A string describing a genomic region in the "chrom:start-end" format. The region must be specifed in this format OR as separate chromosome, start_pos, end_pos arguments.

chromosome

Chromosome name in region.

start_pos

Start coordinate of region.

end_pos

End coordinate of region.

these_samples_metadata

Optional data frame containing a sample_id column. If not providing a maf file, seq_type is also a required column.

these_sample_ids

Optional vector of sample IDs. Output will be subset to IDs present in this vector.

maf_data

Optional maf data frame. Will be subset to rows where Tumor_Sample_Barcode matches provided sample IDs or metadata table. If not provided, maf data will be obtained with get_ssm_by_regions().

projection

Specify which genome build to use. Required.

slide_by

Slide size for sliding window. Default 100.

window_size

Size of sliding window. Default 1000.

return_format

Return format of mutations. Accepted inputs are "long" and "wide". Long returns a data frame of one sample ID/window per row. Wide returns a matrix with one sample ID per row and one window per column. Using the "wide" format will retain all samples and windows regardless of the drop_unmutated or min_count_per_bin parameters.

min_count_per_bin

Minimum counts per bin, default is 0. Setting this greater than 0 will drop unmutated windows only when return_format is long.

return_count

Boolean statement to return mutation count per window (TRUE) or binary mutated/unmutated status (FALSE). Default is TRUE.

drop_unmutated

Boolean for whether to drop windows with 0 mutations. Only effective with "long" return format.

Value

Either a matrix or a long tidy table of counts per window.

Details

This function is called to return the mutation frequency for a given region, either from a provided input maf data frame or from the GAMBL maf data.

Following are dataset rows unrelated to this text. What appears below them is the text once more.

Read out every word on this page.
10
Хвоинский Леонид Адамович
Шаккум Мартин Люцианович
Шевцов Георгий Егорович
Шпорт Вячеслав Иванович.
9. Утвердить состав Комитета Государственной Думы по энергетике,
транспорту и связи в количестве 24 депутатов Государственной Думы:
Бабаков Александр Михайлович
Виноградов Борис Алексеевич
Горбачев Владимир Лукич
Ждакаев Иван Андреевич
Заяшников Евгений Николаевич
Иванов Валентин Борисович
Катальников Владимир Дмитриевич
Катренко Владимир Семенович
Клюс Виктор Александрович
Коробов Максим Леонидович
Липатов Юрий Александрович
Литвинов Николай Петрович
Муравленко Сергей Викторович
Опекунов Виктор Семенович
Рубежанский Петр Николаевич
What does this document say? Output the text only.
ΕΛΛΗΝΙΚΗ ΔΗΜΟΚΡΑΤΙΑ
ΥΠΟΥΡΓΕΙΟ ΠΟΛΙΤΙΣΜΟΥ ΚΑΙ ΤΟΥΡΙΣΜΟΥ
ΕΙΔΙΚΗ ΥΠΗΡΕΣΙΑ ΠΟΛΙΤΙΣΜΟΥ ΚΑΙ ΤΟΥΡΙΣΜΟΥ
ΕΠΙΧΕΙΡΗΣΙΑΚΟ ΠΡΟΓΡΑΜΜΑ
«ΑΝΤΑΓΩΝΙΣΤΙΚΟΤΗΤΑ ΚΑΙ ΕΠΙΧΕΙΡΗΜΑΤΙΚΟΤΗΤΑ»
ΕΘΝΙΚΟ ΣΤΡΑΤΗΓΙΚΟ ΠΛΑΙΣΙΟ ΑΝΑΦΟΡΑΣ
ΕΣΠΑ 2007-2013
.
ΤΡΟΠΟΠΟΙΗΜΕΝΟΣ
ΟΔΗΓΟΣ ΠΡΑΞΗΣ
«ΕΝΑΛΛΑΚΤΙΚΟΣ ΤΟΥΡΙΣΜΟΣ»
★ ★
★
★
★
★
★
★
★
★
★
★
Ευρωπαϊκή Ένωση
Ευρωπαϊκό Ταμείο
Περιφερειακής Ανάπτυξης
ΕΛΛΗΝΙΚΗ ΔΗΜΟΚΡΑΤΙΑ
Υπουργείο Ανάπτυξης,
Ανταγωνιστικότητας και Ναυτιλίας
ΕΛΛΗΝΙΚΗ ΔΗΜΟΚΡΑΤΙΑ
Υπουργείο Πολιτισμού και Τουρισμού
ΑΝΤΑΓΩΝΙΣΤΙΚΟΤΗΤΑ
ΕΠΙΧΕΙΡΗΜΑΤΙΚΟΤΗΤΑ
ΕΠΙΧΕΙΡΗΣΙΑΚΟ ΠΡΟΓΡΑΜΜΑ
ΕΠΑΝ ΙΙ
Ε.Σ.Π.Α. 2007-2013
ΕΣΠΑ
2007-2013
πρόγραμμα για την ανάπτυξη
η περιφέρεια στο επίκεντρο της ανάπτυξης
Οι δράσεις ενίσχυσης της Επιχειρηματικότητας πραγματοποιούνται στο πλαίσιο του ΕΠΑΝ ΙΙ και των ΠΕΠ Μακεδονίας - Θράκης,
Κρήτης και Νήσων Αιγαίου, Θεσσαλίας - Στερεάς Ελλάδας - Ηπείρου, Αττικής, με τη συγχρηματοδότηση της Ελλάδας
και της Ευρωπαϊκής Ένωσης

Regions are specified with the regionparameter.

Alternatively, the region of interest can also be specified by calling the function with chromosome, start_pos, and end_pos parameters.

This function operates on a single region. To return a matrix of sliding window counts over multiple regions, see calc_mutation_frequency_bin_regionUse .

Examples

meta = suppressMessages(get_gambl_metadata()) %>% 
                        dplyr::filter(pathology=="MCL")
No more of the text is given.